Posted: 06 Mar 2006 22:39
by The DJ
Yes the 2 line notification issue is a known problem introduced when I added more advanced SSA support. it will be fixed.

I'm interested to know what the default text encoding was btw. it should be reported in the messages dialog when you leave it default. on Mac it's always Latin-1, on windows and linux it is detected automatically. (for nightlies that is).

Posted: 04 Jun 2006 19:16
by Cooler
first of all thank you barakori....
I use vlc-0.8.6-svn-20060604-0001-win32 to display the arabic lang.
the problem is that the arabic letters is displayed divided ,when it should be connected to each other.
thanks in advanced.

I can't get the Hebrew Subtitles to work.

Posted: 06 Jun 2006 08:37
by IlyaPittel
Hi,

I'm new at VLC 0.8.5 . I am runing a Mac OS 10.4.6.

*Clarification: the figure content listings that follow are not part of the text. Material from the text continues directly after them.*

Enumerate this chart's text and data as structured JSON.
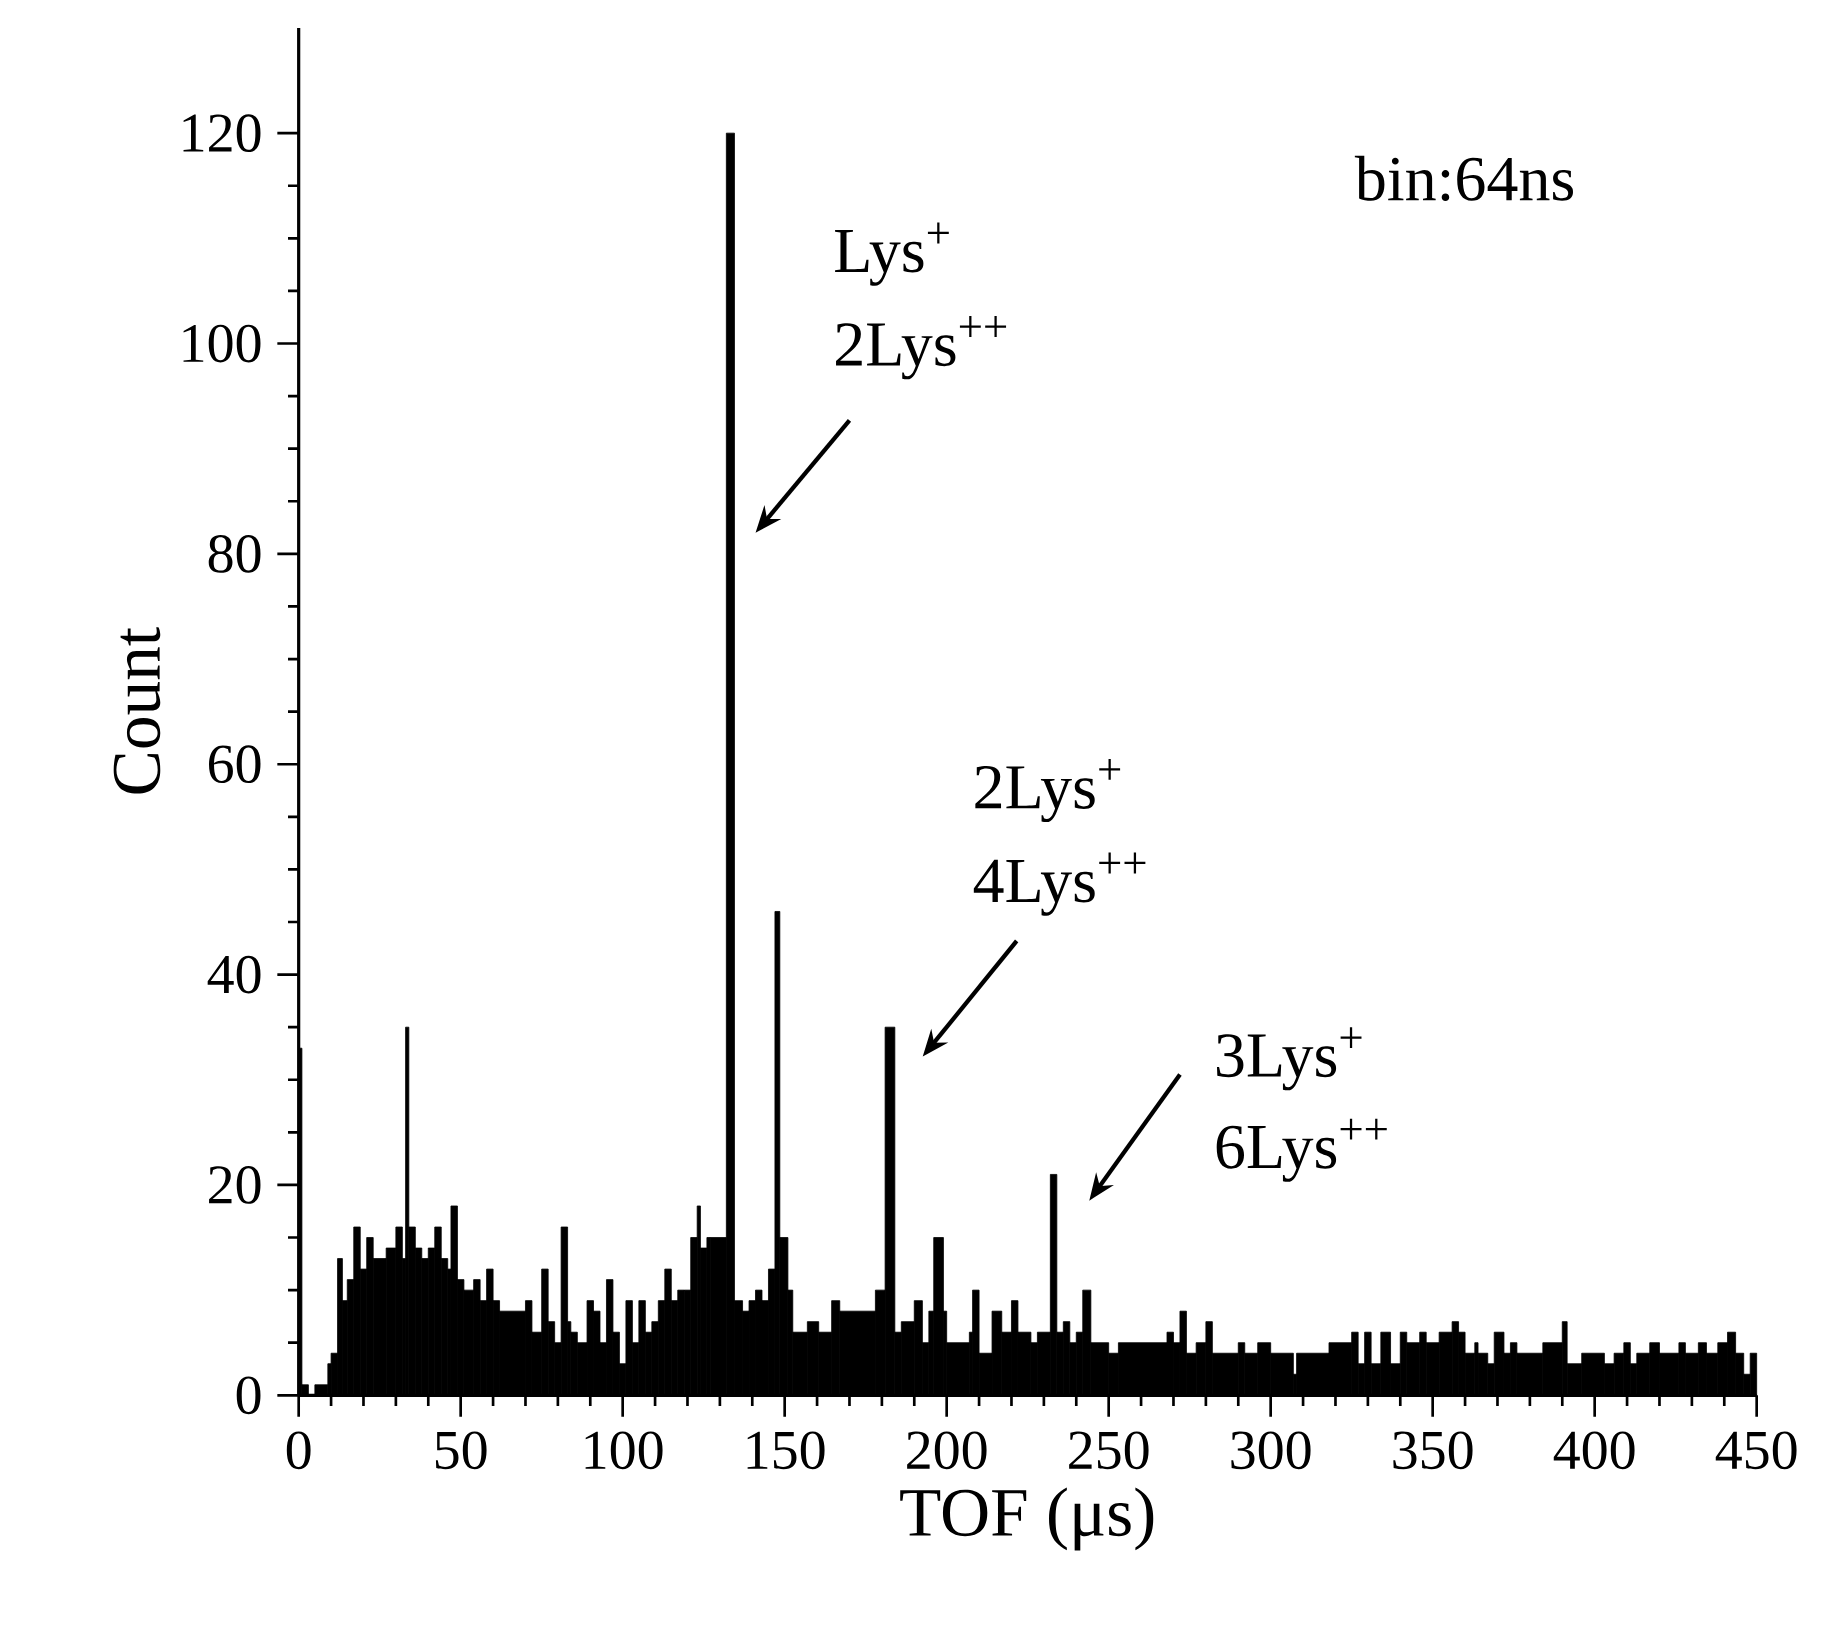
{
  "chart_data": {
    "type": "histogram",
    "xlabel": "TOF (μs)",
    "ylabel": "Count",
    "color": "#000000",
    "xlim": [
      0,
      450
    ],
    "ylim": [
      0,
      130
    ],
    "xticks": [
      0,
      50,
      100,
      150,
      200,
      250,
      300,
      350,
      400,
      450
    ],
    "yticks": [
      0,
      20,
      40,
      60,
      80,
      100,
      120
    ],
    "bins": [
      0,
      1,
      3,
      5,
      9,
      10,
      12,
      13.5,
      15,
      17,
      19,
      21,
      23,
      27,
      30,
      32,
      33,
      34,
      36,
      38,
      40,
      42,
      44,
      46,
      47,
      49,
      51,
      54,
      56,
      58,
      60,
      62,
      70,
      72,
      75,
      77,
      79,
      81,
      83,
      84,
      86,
      89,
      91,
      93,
      95,
      97,
      99,
      101,
      103,
      105,
      107,
      109,
      111,
      113,
      115,
      117,
      119,
      121,
      123,
      124,
      126,
      127,
      132,
      134.5,
      137,
      139,
      141,
      143,
      145,
      147,
      148.5,
      151,
      152.5,
      157,
      160.5,
      164.5,
      167,
      178,
      181,
      184,
      186,
      190,
      192.5,
      194.5,
      196,
      199,
      200,
      207,
      208,
      210,
      214,
      217,
      220,
      222,
      226,
      228,
      232,
      234,
      236,
      238,
      240,
      242,
      244.5,
      250,
      253,
      268,
      270,
      272,
      274,
      277,
      280,
      282,
      290,
      292,
      296,
      300,
      307,
      308,
      318,
      325,
      327,
      329,
      331,
      334,
      337,
      340,
      342,
      346,
      348,
      352,
      356,
      358,
      360,
      363,
      364,
      367,
      369,
      372,
      374,
      376,
      384,
      390,
      391.5,
      396,
      403,
      406,
      409,
      411,
      413,
      417,
      420,
      426,
      428,
      432,
      434.5,
      438,
      441,
      443.5,
      446,
      448,
      450
    ],
    "values": [
      33,
      1,
      0,
      1,
      3,
      4,
      13,
      9,
      11,
      16,
      12,
      15,
      13,
      14,
      16,
      13,
      35,
      16,
      14,
      13,
      14,
      16,
      13,
      12,
      18,
      11,
      10,
      11,
      9,
      12,
      9,
      8,
      9,
      6,
      12,
      7,
      5,
      16,
      7,
      6,
      5,
      9,
      8,
      5,
      11,
      6,
      3,
      9,
      5,
      9,
      6,
      7,
      9,
      12,
      9,
      10,
      10,
      15,
      18,
      14,
      15,
      15,
      120,
      9,
      8,
      9,
      10,
      9,
      12,
      46,
      15,
      10,
      6,
      7,
      6,
      9,
      8,
      10,
      35,
      6,
      7,
      9,
      5,
      8,
      15,
      8,
      5,
      6,
      10,
      4,
      8,
      6,
      9,
      6,
      5,
      6,
      21,
      6,
      7,
      5,
      6,
      10,
      5,
      4,
      5,
      6,
      5,
      8,
      4,
      5,
      7,
      4,
      5,
      4,
      5,
      4,
      2,
      4,
      5,
      6,
      3,
      6,
      3,
      6,
      3,
      6,
      5,
      6,
      5,
      6,
      7,
      6,
      4,
      5,
      4,
      3,
      6,
      4,
      5,
      4,
      5,
      7,
      3,
      4,
      3,
      4,
      5,
      3,
      4,
      5,
      4,
      5,
      4,
      5,
      4,
      5,
      6,
      4,
      2,
      4
    ],
    "annotations": [
      "Lys$^{+}$",
      "2Lys$^{++}$",
      "2Lys$^{+}$",
      "4Lys$^{++}$",
      "3Lys$^{+}$",
      "6Lys$^{++}$",
      "bin:64ns"
    ]
  }
}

I can't get the Hebrew subtitles to run, i keep getting error messages. Can someone please give me a step by step on how to set it up...
I was also wondering if VLC can play any region DVDs, meaning if my mac is set to reagion 1 can VLC bypass this and play region 2 DVDs?

Thank you
Ilya

Posted: 19 Jun 2006 19:30
by Guest
I still cant get arabic subtitles to work can any1 help me out solve this issue the letters show but they are divided rather than connected, thanks inadvance

two lines problem of BIDI subtitles

Posted: 08 Aug 2006 00:09
by BIDI guest
Is two lines problem of BIDI subtitles fixed in VLC media player 0.8.5?
it happen 0.8.4a.